According to Sweeney, the results may help explain why, even among patients with HER2-positive breast cancer, the disease process can vary dramatically.

"Il y avait une claire inversion des relations entre lig-1 et HER-2. Quand lig-1 diminuait, les cellules cacéreuses croisaient 50% plus vite, quand nous restaurions lig-1 au niveau des tissus sains, les cellules cancéreuses diminuaient à la même vitesse.
Activer HER2 correspond à des niveaux de lig-1 plus bas et diminuer HER2 résulte en augmentation pour lig-1."
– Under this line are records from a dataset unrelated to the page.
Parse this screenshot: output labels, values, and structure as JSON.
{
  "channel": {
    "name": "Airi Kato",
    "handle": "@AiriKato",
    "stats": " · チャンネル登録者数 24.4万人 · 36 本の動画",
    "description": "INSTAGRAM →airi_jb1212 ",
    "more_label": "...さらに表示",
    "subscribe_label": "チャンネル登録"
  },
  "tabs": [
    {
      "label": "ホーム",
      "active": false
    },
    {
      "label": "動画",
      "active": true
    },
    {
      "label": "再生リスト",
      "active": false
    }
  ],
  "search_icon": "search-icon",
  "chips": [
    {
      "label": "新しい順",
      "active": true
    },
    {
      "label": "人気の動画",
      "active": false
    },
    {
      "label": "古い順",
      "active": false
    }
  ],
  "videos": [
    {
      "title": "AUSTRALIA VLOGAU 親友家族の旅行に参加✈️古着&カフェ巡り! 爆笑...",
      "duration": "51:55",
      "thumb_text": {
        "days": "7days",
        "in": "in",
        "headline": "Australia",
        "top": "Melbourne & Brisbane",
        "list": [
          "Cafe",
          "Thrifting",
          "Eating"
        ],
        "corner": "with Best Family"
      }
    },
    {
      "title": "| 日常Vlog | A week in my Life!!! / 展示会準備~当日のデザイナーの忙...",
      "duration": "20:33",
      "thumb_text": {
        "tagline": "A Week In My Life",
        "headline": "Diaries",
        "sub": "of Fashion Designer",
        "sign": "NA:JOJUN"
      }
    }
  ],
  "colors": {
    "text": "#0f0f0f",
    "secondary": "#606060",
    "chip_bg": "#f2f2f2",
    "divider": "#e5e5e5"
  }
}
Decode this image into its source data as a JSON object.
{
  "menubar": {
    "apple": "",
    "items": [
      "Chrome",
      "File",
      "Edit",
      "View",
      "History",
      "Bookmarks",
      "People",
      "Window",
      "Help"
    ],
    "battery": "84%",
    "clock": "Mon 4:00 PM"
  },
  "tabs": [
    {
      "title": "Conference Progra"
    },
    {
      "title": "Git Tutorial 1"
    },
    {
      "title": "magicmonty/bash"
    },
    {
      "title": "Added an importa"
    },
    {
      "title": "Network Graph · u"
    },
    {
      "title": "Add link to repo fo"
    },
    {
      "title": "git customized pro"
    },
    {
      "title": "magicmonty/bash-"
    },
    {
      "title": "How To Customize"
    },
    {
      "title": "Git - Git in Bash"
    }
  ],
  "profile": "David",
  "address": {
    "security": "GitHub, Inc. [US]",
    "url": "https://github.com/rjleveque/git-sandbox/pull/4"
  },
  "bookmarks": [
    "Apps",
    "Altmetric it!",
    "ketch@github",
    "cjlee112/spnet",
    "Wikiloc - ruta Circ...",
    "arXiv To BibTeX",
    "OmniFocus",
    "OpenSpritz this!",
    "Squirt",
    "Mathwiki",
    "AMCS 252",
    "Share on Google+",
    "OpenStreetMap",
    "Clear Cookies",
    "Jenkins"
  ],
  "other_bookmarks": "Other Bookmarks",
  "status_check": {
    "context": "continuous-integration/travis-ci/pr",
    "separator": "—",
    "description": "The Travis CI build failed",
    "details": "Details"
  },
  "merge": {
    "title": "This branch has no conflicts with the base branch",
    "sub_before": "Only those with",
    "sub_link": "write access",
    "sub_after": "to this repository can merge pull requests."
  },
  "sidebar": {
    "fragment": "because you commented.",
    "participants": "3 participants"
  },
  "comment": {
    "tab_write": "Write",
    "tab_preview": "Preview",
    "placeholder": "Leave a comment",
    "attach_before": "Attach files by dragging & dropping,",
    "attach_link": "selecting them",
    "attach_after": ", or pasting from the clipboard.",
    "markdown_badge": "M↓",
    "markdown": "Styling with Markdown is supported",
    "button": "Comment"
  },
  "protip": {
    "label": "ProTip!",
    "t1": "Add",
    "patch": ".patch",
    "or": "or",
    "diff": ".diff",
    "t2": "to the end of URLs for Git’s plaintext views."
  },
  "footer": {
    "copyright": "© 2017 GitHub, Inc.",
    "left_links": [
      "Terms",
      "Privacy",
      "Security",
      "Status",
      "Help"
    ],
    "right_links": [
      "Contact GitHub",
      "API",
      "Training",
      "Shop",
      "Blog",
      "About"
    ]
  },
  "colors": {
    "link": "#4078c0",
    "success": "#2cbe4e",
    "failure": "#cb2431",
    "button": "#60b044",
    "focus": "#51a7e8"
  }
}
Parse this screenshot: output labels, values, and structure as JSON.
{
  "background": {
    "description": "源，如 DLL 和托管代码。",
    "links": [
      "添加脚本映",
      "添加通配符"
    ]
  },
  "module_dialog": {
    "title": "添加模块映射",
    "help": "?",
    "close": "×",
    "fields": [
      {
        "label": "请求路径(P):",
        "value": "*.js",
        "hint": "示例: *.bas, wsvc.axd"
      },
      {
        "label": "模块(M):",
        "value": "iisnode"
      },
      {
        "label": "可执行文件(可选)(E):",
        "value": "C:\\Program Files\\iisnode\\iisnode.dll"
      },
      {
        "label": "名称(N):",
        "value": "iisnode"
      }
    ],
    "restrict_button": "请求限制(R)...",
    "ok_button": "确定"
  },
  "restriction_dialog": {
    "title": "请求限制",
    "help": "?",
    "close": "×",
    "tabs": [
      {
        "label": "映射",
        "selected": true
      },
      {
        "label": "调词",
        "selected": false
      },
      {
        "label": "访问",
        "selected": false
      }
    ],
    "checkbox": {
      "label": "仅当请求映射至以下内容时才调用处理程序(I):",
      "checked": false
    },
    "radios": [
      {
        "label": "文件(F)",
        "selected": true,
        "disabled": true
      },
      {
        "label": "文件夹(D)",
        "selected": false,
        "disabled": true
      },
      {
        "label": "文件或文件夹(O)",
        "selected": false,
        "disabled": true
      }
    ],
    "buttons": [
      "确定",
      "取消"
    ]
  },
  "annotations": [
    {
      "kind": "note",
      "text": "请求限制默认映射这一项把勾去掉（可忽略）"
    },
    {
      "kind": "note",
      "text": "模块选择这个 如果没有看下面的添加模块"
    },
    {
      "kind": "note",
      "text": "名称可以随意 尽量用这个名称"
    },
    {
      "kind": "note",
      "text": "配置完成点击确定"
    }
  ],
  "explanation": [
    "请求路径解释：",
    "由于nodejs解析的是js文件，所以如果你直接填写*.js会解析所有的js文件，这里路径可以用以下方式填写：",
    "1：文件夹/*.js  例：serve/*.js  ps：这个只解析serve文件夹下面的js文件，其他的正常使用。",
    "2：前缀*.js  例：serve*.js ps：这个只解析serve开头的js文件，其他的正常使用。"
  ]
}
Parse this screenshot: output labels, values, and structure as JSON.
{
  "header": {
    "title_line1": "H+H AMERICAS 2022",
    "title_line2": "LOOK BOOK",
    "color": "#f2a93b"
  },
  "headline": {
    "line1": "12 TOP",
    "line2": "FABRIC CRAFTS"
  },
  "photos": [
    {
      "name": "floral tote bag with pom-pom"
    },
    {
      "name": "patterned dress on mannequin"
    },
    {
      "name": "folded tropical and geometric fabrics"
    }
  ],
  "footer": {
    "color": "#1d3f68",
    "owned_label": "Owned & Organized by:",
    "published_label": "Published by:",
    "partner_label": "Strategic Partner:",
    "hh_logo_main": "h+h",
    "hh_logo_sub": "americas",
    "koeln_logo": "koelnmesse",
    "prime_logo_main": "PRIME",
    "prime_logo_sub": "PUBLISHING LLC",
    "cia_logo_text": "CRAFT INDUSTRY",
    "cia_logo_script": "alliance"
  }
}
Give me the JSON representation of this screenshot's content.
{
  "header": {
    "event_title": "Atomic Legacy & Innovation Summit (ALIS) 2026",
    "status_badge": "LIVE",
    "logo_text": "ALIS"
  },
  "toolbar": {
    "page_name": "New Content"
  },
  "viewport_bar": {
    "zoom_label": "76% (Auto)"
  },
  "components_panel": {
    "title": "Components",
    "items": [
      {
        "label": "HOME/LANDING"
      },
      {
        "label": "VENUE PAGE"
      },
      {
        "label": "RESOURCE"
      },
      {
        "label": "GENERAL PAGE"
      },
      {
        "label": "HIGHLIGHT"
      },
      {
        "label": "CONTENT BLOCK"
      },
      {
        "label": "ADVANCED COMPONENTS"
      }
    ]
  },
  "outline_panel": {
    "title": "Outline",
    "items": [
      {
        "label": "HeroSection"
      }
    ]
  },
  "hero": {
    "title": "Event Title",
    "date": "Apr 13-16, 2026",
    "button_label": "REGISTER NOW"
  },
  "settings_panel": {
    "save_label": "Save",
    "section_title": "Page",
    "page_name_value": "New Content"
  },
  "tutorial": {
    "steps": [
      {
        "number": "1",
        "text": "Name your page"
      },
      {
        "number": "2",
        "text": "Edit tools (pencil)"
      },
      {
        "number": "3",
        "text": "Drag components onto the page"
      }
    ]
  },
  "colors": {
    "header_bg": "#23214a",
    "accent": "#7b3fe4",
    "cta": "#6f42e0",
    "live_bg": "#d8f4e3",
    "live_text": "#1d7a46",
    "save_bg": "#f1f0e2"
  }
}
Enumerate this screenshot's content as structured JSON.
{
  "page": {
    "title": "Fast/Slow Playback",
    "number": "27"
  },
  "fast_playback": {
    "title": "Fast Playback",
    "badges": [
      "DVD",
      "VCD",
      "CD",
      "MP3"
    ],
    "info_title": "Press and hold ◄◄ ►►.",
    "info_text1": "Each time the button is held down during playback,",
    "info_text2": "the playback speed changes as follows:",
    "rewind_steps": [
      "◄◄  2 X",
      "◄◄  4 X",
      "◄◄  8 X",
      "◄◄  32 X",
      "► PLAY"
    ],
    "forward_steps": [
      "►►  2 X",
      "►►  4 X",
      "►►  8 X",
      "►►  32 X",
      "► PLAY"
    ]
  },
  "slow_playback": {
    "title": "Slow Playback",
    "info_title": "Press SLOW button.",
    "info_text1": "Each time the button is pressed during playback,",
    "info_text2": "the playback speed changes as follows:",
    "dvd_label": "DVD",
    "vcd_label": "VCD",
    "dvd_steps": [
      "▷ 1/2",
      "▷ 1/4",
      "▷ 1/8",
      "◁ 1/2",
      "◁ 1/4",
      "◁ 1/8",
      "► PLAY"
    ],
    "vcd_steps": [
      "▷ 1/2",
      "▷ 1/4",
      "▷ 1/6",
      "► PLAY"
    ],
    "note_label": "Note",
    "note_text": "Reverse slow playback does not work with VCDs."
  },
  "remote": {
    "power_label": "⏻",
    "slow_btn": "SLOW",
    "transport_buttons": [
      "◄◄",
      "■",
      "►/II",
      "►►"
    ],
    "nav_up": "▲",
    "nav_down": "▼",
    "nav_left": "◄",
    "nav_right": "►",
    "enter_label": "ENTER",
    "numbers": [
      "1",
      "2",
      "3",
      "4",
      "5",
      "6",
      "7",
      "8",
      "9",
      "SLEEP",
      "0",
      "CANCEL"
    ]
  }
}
"We think Lig-1 levels could be linked to prognosis. Patients with more of the regulator gene's functions intact are going to have a better outcome than those with less," she said.

Results of the current study further support the notion that Lig-1 serves as a tumor suppressor gene, though more work is needed to confirm this outcome. Sweeney and her team are gathering more evidence to support this theory and to determine whether or not Lig-1 levels are truly predictive of outcome for HER2-positive patients. If so, it will suggest that, while this type of test is not available today, these patients should in the future be screened for Lig-1 activity in order to better define treatment subgroups.

"It's clear that stratifying breast cancer patients as either HER2-positive or HER2-negative is not telling the whole story. This research takes us a step further in the right direction toward better understanding types of breast cancer and treatment targets for those different types," Sweeney said.